Histoire de l’Empire britannique
Dans cette histoire récente de l’Empire britannique, M. Jacques Crokaert tente de nous expliquer l’espèce de miracle que constitue le rassemblement d’un tiers de l’humanité sous l’égide anglo-saxonne et la constitution d’un empire cent fois plus étendu territorialement que sa métropole. Le monde moderne, dit l’auteur, vit au rythme du monde anglo-saxon. Cette hégémonie est le fait capital de notre temps. À quoi tient la supériorité de ces bâtisseurs d’empire ? Telle est la question à laquelle s’efforce de répondre M. Crokaert.
Aussi ne se borne-t-il pas à nous donner l’énumération des faits qui ont abouti à cette construction gigantesque et qui constituent « un grand drame passionné, une exaltante et magnifique épopée », il cherche, en quelque sorte, à nous donner la philosophie de cette genèse. En des pages fort bien venues, M. Crokaert nous montre l’éveil de la vocation maritime et commerciale chez un peuple jusque-là tout entier agricole et le franchissement des étapes sur la voie de l’immense réalisation : victoire sur l’Espagne qui ouvre tout grand l’horizon, victoires sur la Hollande et la France qui consolident les gains et éliminent des concurrents dangereux, révolution industrielle qui oblige à s’assurer des sources de matières premières et à se créer de vastes marchés, impérialisme pur dérivant de la ruée de l’Europe vers les colonies, enfin émancipation des Dominions, devenus des États adultes et se fondant harmonieusement dans le Commonwealth des Nations britanniques.

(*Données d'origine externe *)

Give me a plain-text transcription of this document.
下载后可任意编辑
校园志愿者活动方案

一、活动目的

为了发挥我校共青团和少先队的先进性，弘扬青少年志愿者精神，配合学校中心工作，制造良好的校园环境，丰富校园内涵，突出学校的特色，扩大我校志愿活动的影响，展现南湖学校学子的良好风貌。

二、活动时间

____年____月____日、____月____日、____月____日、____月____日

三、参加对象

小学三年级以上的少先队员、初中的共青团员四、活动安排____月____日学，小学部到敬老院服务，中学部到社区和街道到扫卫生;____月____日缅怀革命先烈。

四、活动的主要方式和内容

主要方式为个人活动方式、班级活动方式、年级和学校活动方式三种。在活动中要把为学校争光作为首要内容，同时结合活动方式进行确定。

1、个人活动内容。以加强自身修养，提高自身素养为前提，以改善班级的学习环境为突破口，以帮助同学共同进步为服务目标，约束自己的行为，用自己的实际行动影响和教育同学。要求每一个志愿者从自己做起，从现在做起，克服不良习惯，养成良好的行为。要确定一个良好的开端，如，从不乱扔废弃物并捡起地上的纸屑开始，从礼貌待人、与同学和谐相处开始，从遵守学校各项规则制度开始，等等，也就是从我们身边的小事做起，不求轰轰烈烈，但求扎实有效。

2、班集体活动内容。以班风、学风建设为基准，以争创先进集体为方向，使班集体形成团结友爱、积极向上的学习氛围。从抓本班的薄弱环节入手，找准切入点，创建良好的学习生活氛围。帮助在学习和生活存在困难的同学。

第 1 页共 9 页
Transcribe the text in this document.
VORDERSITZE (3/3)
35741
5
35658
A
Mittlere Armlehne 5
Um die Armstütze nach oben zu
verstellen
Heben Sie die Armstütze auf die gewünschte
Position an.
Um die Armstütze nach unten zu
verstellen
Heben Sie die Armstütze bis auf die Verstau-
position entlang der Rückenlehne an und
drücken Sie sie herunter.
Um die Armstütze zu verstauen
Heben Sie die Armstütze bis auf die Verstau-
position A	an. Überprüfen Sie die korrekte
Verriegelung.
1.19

Nous ferons tout de même à M. Crokaert le reproche de n’avoir pas des notions très exactes sur l’histoire maritime qui domine, évidemment, son sujet. C’est ainsi qu’on peut lire (p. 216) : « Sur mer, le bailli de Suffren fut défait à quatre reprises par l’amiral Hugues, dont l’escadre ne comptait que neuf navires alors que la flotte française en comptait douze. » C’est dépouiller bien gratuitement de sa gloire « l’amiral diable », sans en ajouter beaucoup à des adversaires qui n’ont pas besoin d’une telle aumône. Même observation pour Trafalgar qui nous est ainsi présenté (p. 280) : « Meilleur marin que Villeneuve, Nelson s’était placé sous le vent et avait disposé tous ses navires en ligne. »
Ces réserves faites, il n’en reste pas moins que le livre de M. Crokaert est fort intéressant et mérite d’avoir de nombreux lecteurs.